Numéro 6 - 2016 - par Thomas Ferretti -

En 2029 s’ouvre à Bruxelles, un musée du capitalisme pour maintenir la mémoire de cette période de profondes inégalités, mais qui est révolue. Le monde est désormais passé à un système économique coopératif, compatible avec une économie de marché, ce qui a grandement facilité une transition qui a été très rapide.

Aujourd’hui, 1er mai 2039, à Bruxelles, sera inauguré le nouveau musée du capitalisme. Bien sûr, la transition économique fulgurante qui a eu lieu en Amérique, en Europe et ailleurs dans le monde durant les vingt dernières années nous donne l’impression que le capitalisme est déjà de l’histoire ancienne. Après la chute du « mur Trump » en 2019, qui séparait comme un « rideau de fer » le continent américain en deux, la disparition des entreprises capitalistes et leur remplacement par des coopératives de travailleurs a été très rapide. Si rapide qu’aujourd’hui, les adolescents ont peine à croire leurs professeurs d’Histoire quand ceux-ci leur racontent les injustices du capitalisme.

Le musée du capitalisme a justement pour mission de rafraichir la mémoire des nouvelles générations pour qu’elles n’oublient jamais ce que le capitalisme a infligé à l’humanité. Il y a encore quelques années, la majorité des richesses de la planète était détenue par une fraction de la population. Les plus riches utilisaient cet argent pour infléchir les politiques en leur faveur et conserver leurs privilèges. Pendant ce temps, des centaines de millions d’êtres humains étaient privées de liberté substantielle puisqu’ils vivaient dans la pauvreté la plus absolue. Alors même que la capacité productive de l’humanité n’avait jamais été aussi grande, des millions de personnes mouraient en silence de malnutrition que nous pouvions éviter et de maladies que nous pouvions soigner. En plus du chômage, des tensions ethniques et de l’instabilité sécuritaire qui découlaient de ces inégalités, le développement économique frénétique et inutile encouragé par la compétition extrême entre les entreprises capitalistes faisait peser un risque important sur l’environnement et les générations futures.

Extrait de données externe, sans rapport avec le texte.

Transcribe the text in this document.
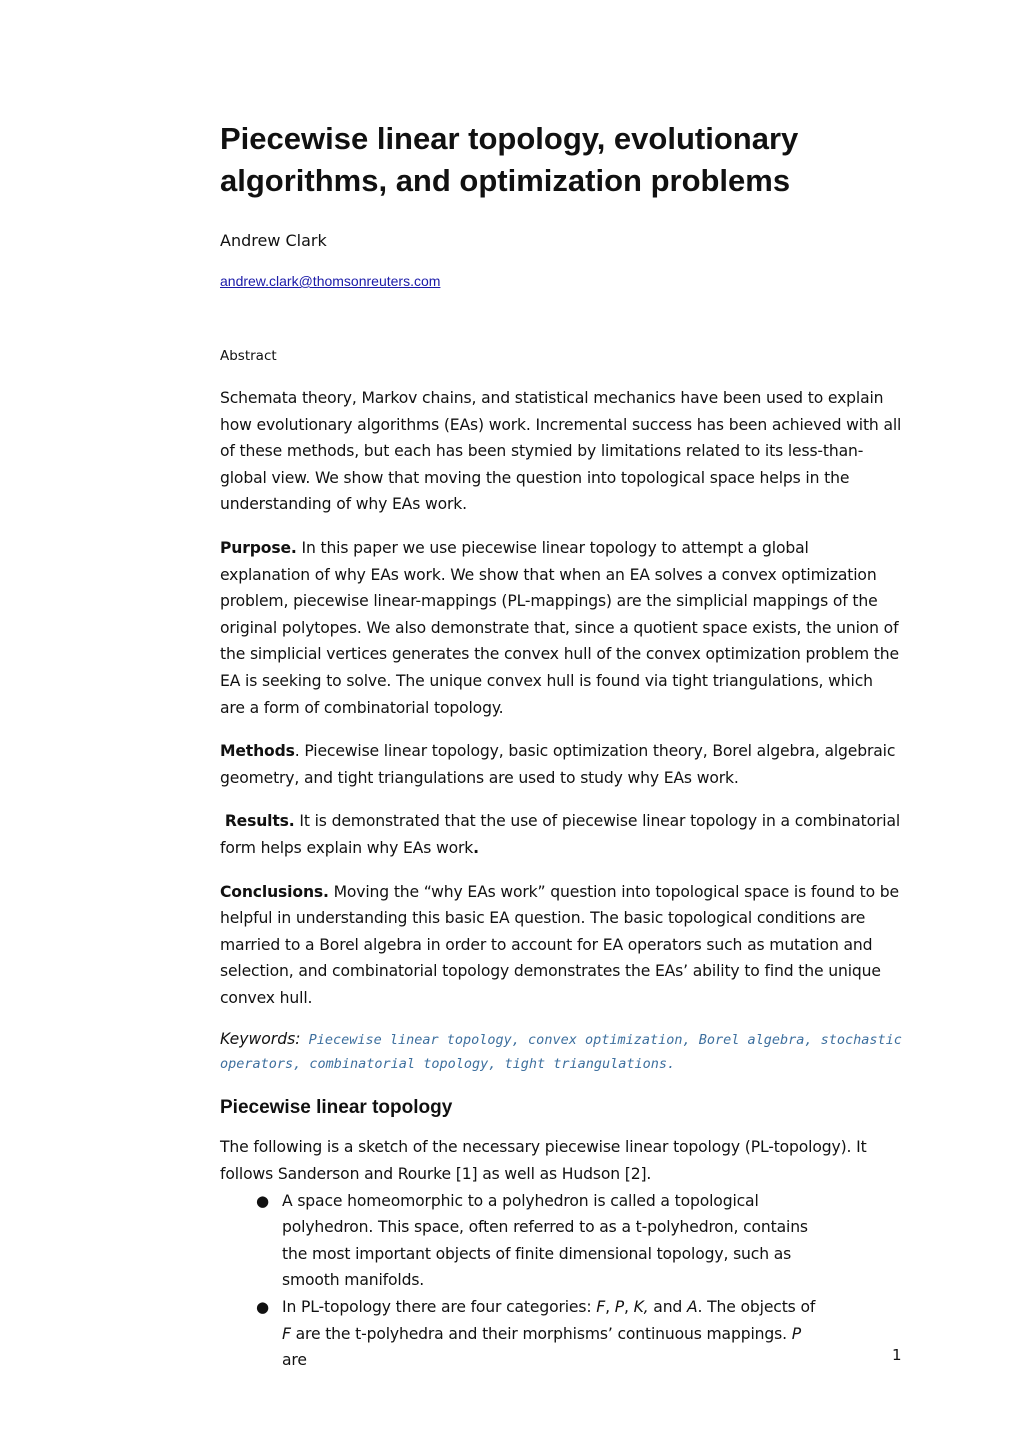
Piecewise linear topology, evolutionary algorithms, and optimization problems

Andrew Clark

andrew.clark@thomsonreuters.com

Abstract

Schemata theory, Markov chains, and statistical mechanics have been used to explain how evolutionary algorithms (EAs) work. Incremental success has been achieved with all of these methods, but each has been stymied by limitations related to its less-than-global view. We show that moving the question into topological space helps in the understanding of why EAs work.

Purpose. In this paper we use piecewise linear topology to attempt a global explanation of why EAs work. We show that when an EA solves a convex optimization problem, piecewise linear-mappings (PL-mappings) are the simplicial mappings of the original polytopes. We also demonstrate that, since a quotient space exists, the union of the simplicial vertices generates the convex hull of the convex optimization problem the EA is seeking to solve. The unique convex hull is found via tight triangulations, which are a form of combinatorial topology.

Methods. Piecewise linear topology, basic optimization theory, Borel algebra, algebraic geometry, and tight triangulations are used to study why EAs work.

Results. It is demonstrated that the use of piecewise linear topology in a combinatorial form helps explain why EAs work.

Conclusions. Moving the “why EAs work” question into topological space is found to be helpful in understanding this basic EA question. The basic topological conditions are married to a Borel algebra in order to account for EA operators such as mutation and selection, and combinatorial topology demonstrates the EAs’ ability to find the unique convex hull.

Keywords: Piecewise linear topology, convex optimization, Borel algebra, stochastic operators, combinatorial topology, tight triangulations.

Piecewise linear topology

The following is a sketch of the necessary piecewise linear topology (PL-topology). It follows Sanderson and Rourke [1] as well as Hudson [2].

● A space homeomorphic to a polyhedron is called a topological polyhedron. This space, often referred to as a t-polyhedron, contains the most important objects of finite dimensional topology, such as smooth manifolds.
● In PL-topology there are four categories: F, P, K, and A. The objects of F are the t-polyhedra and their morphisms’ continuous mappings. P are	1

Le musée compte diverses sections qui ont chacune leur thème. Il ne faut pas manquer la section amusante qui rassemble des objets de plastique parfaitement inutiles et d’aspect plutôt fragile qui se vendaient à des prix souvent déroutants. La section dévoilant les mécanismes autoritaires de contrôle des travailleurs dans certaines entreprises est aussi importante pour réaliser l’ampleur de l’oppression que vivaient de nombreux travailleurs sous ce système.

Mais la section du musée la plus instructive est incontestablement celle consacrée à la comparaison entre l’économie de marché capitaliste et l’économie de marché coopérative, le système qui l’a remplacé et qui est maintenant le nôtre.

Une économie coopérative

Cette section du musée explique d’abord que, si la transition économique a pu être si rapide, c’est que le cœur de la réforme consistait surtout à transformer la propriété des entreprises tout en conservant l’essentiel de l’économie de marché existante. Le premier domino consistait à créer une société sans actionnaires, c’est-à-dire à remplacer les entreprises capitalistes, dont les propriétaires étaient des actionnaires, par des coopératives de travailleurs, au sein desquelles les propriétaires sont les travailleurs eux-mêmes.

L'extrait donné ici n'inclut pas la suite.